Monday, July 27, 2009

Crying and smiling all before dinner.

(O.k. for those unfamiliar with me. I am one of the true night owls. Anyways my point is that most of my stuff will probably be posted, much like this one, late at night. That's just the way I am. I do my best work late at night. )

Monday July 27, 2009 was an odd one. Both frustrating, upsetting, and in the end satisfying. I made some bad choices and shirked my home duties (dishes and laundry and other things). While to some that may seem small to my wife it was just a lot of hassle she didn't need. Her work has been incredibly hard the past few months, her mother was admitted to the hospital on Friday, she has been having her own health issues recently and lately things at home have just been hectic. Since I work evenings she has no one to support her and today was the straw that broke her back. However we talked and talked and we both cried. In being selfish I honestly had no clue how much stress she was feeling right now. I should have but I didn't. Now I know and as God as my witness it wont happen again.

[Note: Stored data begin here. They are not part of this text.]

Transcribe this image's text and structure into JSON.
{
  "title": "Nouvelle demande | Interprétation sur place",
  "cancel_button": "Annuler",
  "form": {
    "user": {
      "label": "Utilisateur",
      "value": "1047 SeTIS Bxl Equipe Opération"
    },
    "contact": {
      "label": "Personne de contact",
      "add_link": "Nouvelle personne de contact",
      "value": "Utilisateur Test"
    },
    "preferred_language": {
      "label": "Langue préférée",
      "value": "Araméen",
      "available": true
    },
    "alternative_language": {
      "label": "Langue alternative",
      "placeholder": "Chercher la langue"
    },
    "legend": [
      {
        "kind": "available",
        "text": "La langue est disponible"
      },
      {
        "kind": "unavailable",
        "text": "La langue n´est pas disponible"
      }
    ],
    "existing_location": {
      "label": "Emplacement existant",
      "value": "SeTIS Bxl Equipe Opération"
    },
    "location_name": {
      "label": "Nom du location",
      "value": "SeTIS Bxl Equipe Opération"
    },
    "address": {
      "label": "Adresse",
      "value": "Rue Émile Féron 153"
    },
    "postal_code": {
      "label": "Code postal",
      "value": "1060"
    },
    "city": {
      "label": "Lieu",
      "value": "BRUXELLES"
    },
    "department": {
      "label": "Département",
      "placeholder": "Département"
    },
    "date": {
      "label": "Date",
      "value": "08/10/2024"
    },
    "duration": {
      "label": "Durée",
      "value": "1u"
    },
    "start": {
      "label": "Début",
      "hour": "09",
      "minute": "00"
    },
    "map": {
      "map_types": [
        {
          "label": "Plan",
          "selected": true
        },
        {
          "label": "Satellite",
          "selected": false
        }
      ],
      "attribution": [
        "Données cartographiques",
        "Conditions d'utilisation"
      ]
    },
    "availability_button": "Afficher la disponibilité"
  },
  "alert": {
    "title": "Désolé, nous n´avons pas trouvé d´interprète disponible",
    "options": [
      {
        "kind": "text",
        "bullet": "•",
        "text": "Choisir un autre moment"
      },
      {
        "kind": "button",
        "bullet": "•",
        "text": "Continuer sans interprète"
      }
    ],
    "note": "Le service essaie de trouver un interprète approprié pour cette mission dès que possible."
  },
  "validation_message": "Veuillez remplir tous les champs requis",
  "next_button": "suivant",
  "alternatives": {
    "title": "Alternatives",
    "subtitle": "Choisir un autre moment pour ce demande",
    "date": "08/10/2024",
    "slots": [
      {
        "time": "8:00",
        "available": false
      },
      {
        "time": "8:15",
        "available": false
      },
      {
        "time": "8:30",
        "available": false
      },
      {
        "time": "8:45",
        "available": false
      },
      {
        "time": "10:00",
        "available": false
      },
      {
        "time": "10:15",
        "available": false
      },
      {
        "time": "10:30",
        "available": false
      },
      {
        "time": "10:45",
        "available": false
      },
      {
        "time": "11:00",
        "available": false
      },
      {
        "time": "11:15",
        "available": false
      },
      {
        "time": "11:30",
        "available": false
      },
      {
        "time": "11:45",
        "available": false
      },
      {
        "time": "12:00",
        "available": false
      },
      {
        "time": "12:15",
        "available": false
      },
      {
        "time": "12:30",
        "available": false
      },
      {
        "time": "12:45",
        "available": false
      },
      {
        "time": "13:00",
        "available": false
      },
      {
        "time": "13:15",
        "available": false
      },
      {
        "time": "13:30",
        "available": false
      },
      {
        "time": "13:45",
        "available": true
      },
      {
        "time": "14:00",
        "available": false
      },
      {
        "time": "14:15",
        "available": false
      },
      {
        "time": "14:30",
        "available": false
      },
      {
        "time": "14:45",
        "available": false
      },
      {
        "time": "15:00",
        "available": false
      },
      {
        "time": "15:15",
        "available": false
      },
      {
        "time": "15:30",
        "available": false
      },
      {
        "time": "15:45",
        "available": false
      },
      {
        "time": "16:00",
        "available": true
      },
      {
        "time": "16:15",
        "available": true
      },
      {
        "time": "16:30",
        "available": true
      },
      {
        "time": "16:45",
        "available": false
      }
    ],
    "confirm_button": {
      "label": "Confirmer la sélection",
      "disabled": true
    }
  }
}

Due to some personal stuff and work I've allowed myself to be very inactive creatively lately. However I feel a change deep inside and this blog is the first step on the road to where I want to be. The other day with only a mechanical pencil and an eraser I drew a picture of a starfish that actually made me proud. It was a piece of scrap done in less than an hour and yet I felt so good afterwards. I presented it to Kathy like a child anxiously hoping she would like my doodle. I can't call it much more than that but it opened something. Today I've been visiting some of my favorite writing websites. The stories there have gotten the wheels in my head turning again. I feel more empowered already.

2 comments:

Unknown said...

Power to the Peeps! You go boy! As some crazed fan said at a Hank Williams Jr. concert that me and the late Scott Hinkle went to, "Don't be scared of 'em, sing it boy!"

Jai Joshi said...

I hope you're wife starts feeling better and that her mother gets well soon.

That's brilliant news about your creative motivation returning. I'm doing the happy dance for you!